The Urubamba River was just a very short hop from our patio.

Here is Doreen and the river

Here is another view from the hotel:

We asked about walking into town (the town is also called Urubamba).

It was a short ten minute walk to the market in town, and another couple to the Plaza de Armas.

The market was great!

These were dried potatoes for sale.

You can see the variety of potatoes available, and more later in the story:

Here you can see yucca root and peppers:

Here was a goat offal stand:

and pork:

and cheese! We loved the Andean cheese that was offered at every breakfast buffet.

Beautiful fresh vegetables:

and this purple corn was everywhere! They used it for everything. They made a soft drink (Chicha) out of it, they used it to make a sweet syrup (High Fructose, I am sure), and to make cheese cake as well. Delicious.

Here are more potatoes, and the potato lady.

These were big yellow corn kernels that looked like they had been sprouted. I am not sure if they were, but I think they make the alcoholic version of Chicha from this. (The old ladies chew the kernels and then spit them into a vat. The enzymes in the saliva starts the fermentation. It gets up to about 3% alcohol)
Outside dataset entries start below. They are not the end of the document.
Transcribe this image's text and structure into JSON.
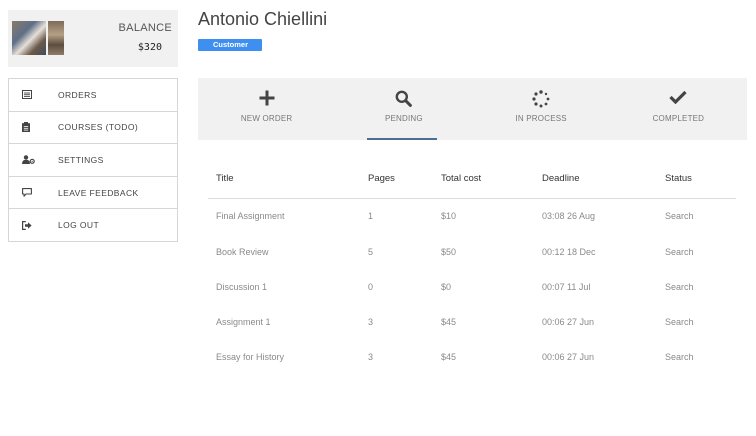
{
  "balance": {
    "label": "BALANCE",
    "amount": "$320"
  },
  "user": {
    "name": "Antonio Chiellini",
    "role": "Customer"
  },
  "sidebar": {
    "items": [
      {
        "label": "ORDERS",
        "icon": "list-icon"
      },
      {
        "label": "COURSES (TODO)",
        "icon": "clipboard-icon"
      },
      {
        "label": "SETTINGS",
        "icon": "user-gear-icon"
      },
      {
        "label": "LEAVE FEEDBACK",
        "icon": "comment-icon"
      },
      {
        "label": "LOG OUT",
        "icon": "sign-out-icon"
      }
    ]
  },
  "tabs": [
    {
      "label": "NEW ORDER",
      "icon": "plus-icon"
    },
    {
      "label": "PENDING",
      "icon": "search-icon",
      "active": true
    },
    {
      "label": "IN PROCESS",
      "icon": "spinner-icon"
    },
    {
      "label": "COMPLETED",
      "icon": "check-icon"
    }
  ],
  "table": {
    "headers": {
      "title": "Title",
      "pages": "Pages",
      "cost": "Total cost",
      "deadline": "Deadline",
      "status": "Status"
    },
    "rows": [
      {
        "title": "Final Assignment",
        "pages": "1",
        "cost": "$10",
        "deadline": "03:08 26 Aug",
        "status": "Search"
      },
      {
        "title": "Book Review",
        "pages": "5",
        "cost": "$50",
        "deadline": "00:12 18 Dec",
        "status": "Search"
      },
      {
        "title": "Discussion 1",
        "pages": "0",
        "cost": "$0",
        "deadline": "00:07 11 Jul",
        "status": "Search"
      },
      {
        "title": "Assignment 1",
        "pages": "3",
        "cost": "$45",
        "deadline": "00:06 27 Jun",
        "status": "Search"
      },
      {
        "title": "Essay for History",
        "pages": "3",
        "cost": "$45",
        "deadline": "00:06 27 Jun",
        "status": "Search"
      }
    ]
  },
  "colors": {
    "badge": "#3f8ff0",
    "active_tab_underline": "#4a6f96",
    "panel_bg": "#f1f1f1"
  }
}
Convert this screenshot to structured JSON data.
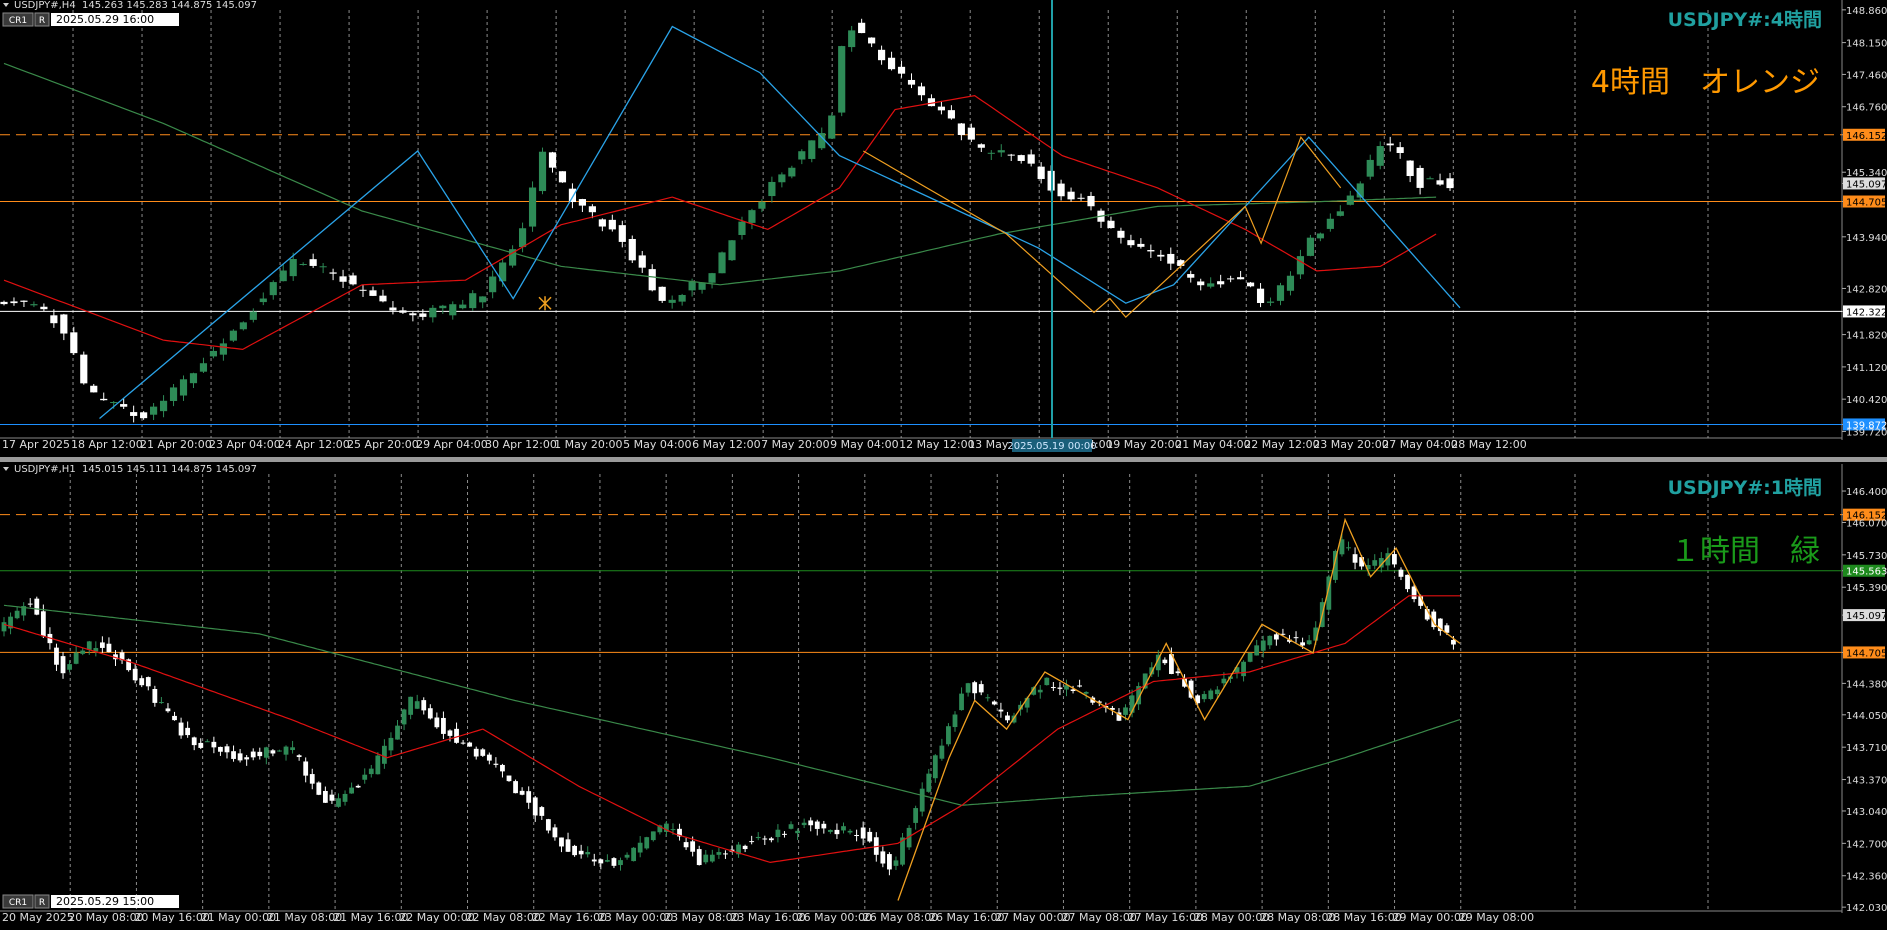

This lady sold chocolates and grains (Quinoa and Kiwicha), coca leaves, various other goods. We bought some chocolate from her.

Fruits. They are crazy about passion fruit here - which surprises me a little. It is a very sour fruit and most Peruvian sweets are very, very sweet.

They are having a bull fight soon,

The fountain in the middle of the Plaza de Armas looks like a big ear of corn.

While we were sitting in the Plaza, there was a small rally to try and get people to give them their used electronic equipment! I was very happy to see that, and even happier that many people were giving up their old electronics. A much better way to get rid of things than to just dump them by the side of the road.

More little Toritos.

and more purple corn

But they have white corn too:
 and plenty of gourds

These little three wheelers are called Moto-taxies and are everywhere. They are smaller than the tuck-tucks you see in Southeast Asia, but are similar in design. A motorcycle with a passenger compartment.

We didn't take one, but were  told that they only cost one or two soles (2.75 soles to the dollar)

Fava beans are also a favorite here. You see them at almost every meal.

One last photo from Urubamba, but it could be almost anywhere we have been in Peru so far - Adobe being dried in the sun.

This was a nice place to land for a couple of days. We are not usually hard travelers, and this has not been a hard trip. But having no itinerary and no place to be is a good thing in travel.